– Я сегодня проходил по Литейному, – сказал Тарбут, – и видел, как автомобиль переехал собачонку. Она завизжала предсмертно. Я сначала думал, что конец. Но нет, она с минуту, должно быть, кружилась по мостовой. Так странно. Потом упала набок и старалась голову поднять от земли, совсем как человек. И вдруг закостенела. Одну лапку оттопырила в последней судороге…
– Да, да, – сказала Елена, – так и мы умрем.
– Умрем и воскреснем? – спросил Тарбут как-то странно, неожиданно и даже остановился посреди дорожки.
– Не знаю. Ничего не знаю. А жизнь пройдет скоро. Вот – молодость. Я так чувствую ее. Она так поет во мне. Но пройдут дни, годы, и я стану такой же седой, как отец. Ему пятьдесят три года, но он, по-видимому, не боится смерти, а я, хотя мне всего восемнадцать лет и я здорова и влюблена в этот чудесный мир, в Петербург, в Летний сад этот, я все-таки думаю о смерти и боюсь ее. Но некоторые не думают о ней. Вот Клавдия. Я уверена, что она никогда не думает о ней. Почему?
– Некогда ей.
– Как странно, – сказала Елена, – в первый раз мы с вами встретились и вот говорим о смерти.
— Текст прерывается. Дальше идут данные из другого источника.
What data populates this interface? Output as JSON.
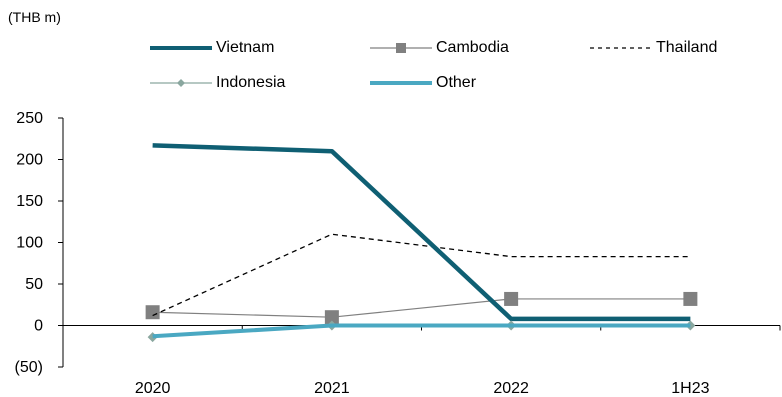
{
  "unit_label": "(THB m)",
  "chart_data": {
    "type": "line",
    "categories": [
      "2020",
      "2021",
      "2022",
      "1H23"
    ],
    "ylim": [
      -50,
      250
    ],
    "yticks": [
      250,
      200,
      150,
      100,
      50,
      0,
      -50
    ],
    "ytick_labels": [
      "250",
      "200",
      "150",
      "100",
      "50",
      "0",
      "(50)"
    ],
    "grid": false,
    "legend_position": "top",
    "series": [
      {
        "name": "Vietnam",
        "values": [
          217,
          210,
          8,
          8
        ],
        "color": "#0f5f73",
        "style": "thick"
      },
      {
        "name": "Cambodia",
        "values": [
          16,
          10,
          32,
          32
        ],
        "color": "#808080",
        "style": "square-marker"
      },
      {
        "name": "Thailand",
        "values": [
          12,
          110,
          83,
          83
        ],
        "color": "#000000",
        "style": "dashed"
      },
      {
        "name": "Indonesia",
        "values": [
          -14,
          0,
          0,
          0
        ],
        "color": "#8aa79f",
        "style": "diamond-marker"
      },
      {
        "name": "Other",
        "values": [
          -13,
          0,
          0,
          0
        ],
        "color": "#4aa8c2",
        "style": "thick-light"
      }
    ]
  }
}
– Скоро все заговорят. Закричат, быть может. И это будет ужасно. На улицах будут биться головой о камни. По каналам петербургским поплывут сотнями трупы отчаявшихся. Устрашатся смерти и, не предвосхитив ее тайны, будут умирать в слепом ужасе. Да, да. Умрем в слепом ужасе.
– Вам часто приходится говорить об этом?
– Говорить – нет, думать – да.
– Вот вы сказали «умрем в слепом ужасе». Но что же делать? Что?
– Я знаю что, но не умею. Петь надо. Мы разучились петь. Мы сухо живем. В сердцах наших нет влаги, нет песни… Мы увядаем, сохнем… сгораем не в солнце, а просто так, от спички…
– Неужели нет спасения?
– Не знаю. И откуда? Мы-то потеряли безвозвратно, если только обладали чем-нибудь.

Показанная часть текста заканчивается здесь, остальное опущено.